San Diego County hotel revenue rose 6.7 percent from a year ago in the first seven months of 2017, topping $1.69 billion, as the region continued to post strong numbers for its peak summer tourism season, according to the latest monthly data from research firm STR.

Hotel occupancy for the January-to-July period was 79.4 percent, up 1.4 percent from the year-ago period. The average daily rate rose 4.2 percent, to $164.32; and revenue per available room (RevPAR) increased 5.6 percent, to $130.47.

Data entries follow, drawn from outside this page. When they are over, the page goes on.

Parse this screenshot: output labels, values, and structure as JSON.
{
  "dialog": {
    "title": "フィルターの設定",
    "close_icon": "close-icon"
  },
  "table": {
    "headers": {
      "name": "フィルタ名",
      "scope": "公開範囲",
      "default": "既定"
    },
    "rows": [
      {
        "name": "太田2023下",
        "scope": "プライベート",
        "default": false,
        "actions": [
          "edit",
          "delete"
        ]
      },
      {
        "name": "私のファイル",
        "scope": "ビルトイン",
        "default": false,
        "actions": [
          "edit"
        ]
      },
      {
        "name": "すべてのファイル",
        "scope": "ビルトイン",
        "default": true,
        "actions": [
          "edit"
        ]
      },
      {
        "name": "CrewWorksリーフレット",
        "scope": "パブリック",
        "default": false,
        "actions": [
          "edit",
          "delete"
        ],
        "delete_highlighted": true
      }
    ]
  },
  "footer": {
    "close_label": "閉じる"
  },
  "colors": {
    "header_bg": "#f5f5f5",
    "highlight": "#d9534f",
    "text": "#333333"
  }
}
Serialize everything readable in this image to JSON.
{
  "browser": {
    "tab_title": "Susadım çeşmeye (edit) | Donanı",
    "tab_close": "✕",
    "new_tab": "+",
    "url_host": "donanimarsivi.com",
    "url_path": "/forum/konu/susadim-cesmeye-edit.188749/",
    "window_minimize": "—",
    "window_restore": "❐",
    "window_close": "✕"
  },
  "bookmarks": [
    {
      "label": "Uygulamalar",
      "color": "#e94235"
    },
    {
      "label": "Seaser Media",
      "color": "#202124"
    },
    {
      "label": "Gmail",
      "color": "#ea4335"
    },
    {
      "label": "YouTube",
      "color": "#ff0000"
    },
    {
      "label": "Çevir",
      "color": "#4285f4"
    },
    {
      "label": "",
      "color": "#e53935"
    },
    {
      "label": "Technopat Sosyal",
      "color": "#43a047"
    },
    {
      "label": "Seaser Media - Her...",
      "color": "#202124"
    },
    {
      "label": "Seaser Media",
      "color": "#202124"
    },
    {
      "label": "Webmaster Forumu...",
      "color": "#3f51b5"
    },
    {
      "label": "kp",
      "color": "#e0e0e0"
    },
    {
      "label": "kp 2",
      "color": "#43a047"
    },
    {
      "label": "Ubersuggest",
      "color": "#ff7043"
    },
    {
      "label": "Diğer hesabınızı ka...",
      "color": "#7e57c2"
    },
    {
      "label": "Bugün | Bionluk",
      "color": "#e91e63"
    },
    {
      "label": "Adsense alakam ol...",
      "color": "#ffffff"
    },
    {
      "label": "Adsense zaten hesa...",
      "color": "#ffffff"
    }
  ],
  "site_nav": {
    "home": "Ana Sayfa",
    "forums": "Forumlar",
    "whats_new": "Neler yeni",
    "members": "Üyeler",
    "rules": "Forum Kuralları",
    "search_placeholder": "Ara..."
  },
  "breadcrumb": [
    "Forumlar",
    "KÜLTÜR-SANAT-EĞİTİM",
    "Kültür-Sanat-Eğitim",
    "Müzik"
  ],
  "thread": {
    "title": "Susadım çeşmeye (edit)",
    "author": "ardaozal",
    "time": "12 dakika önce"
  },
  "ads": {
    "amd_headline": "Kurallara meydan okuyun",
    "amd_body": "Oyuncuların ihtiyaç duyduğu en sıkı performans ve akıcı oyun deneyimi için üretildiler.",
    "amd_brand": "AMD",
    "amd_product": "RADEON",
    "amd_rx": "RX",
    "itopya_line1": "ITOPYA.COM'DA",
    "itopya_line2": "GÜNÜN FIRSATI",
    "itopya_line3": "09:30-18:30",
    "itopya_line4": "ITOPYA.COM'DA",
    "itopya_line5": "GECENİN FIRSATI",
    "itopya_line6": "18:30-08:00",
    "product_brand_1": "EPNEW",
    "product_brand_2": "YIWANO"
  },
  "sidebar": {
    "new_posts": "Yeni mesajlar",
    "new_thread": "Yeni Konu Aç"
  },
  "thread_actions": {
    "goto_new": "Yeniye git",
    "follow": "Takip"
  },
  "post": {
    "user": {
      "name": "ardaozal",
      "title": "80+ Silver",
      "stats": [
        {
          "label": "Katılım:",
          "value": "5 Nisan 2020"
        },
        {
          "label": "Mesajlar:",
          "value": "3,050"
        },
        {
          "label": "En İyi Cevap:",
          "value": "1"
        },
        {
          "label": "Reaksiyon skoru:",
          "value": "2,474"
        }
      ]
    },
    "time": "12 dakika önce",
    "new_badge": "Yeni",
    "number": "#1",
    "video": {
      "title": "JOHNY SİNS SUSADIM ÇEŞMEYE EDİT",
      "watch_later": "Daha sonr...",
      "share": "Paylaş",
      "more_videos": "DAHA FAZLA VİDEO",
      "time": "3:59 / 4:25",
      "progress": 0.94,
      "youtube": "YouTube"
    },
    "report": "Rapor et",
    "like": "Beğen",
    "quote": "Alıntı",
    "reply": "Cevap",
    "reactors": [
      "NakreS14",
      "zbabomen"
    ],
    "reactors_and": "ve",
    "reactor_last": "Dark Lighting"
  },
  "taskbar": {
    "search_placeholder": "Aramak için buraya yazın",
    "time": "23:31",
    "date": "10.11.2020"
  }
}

This occurred as the region’s hotel room-night supply for the seven-month period rose 1.1 percent, to just over 13 million; while demand (room-nights booked), increased 2.4 percent, to 10.3 million.

Buoyed in part by continued strength in the national tourism economy, the local region in July posted its best numbers so far in 2017, with total hotel revenue rising 5.3 percent from a year ago to top $340.4 million for the month.

The region’s July occupancy rate was 88.8 percent (up 1.5 percent from a year ago), the average daily rate was $200.92 (up 2.7 percent), and RevPAR was $178.33 (up 4.3 percent). Room night supply for the month rose just 0.9 percent to 1.9 million, but demand rose 2.5 percent to 1.7 million.

So far in 2017, local year-over-year growth metrics are trending well ahead of U.S. rates. Hotel revenue nationwide for the first seven months rose 4.5 percent, topping $91.2 billion.

The year-to-date national occupancy rate was 66.6 percent (up 0.5 percent), the average daily rate was $126.81 (up 2.2 percent), and RevPar was $84.46 (up 2.7 percent). Hotel room supply nationwide rose 1.8 percent (to just over 1 billion room nights), while demand was up 2.3 percent (to 719.2 million room nights booked).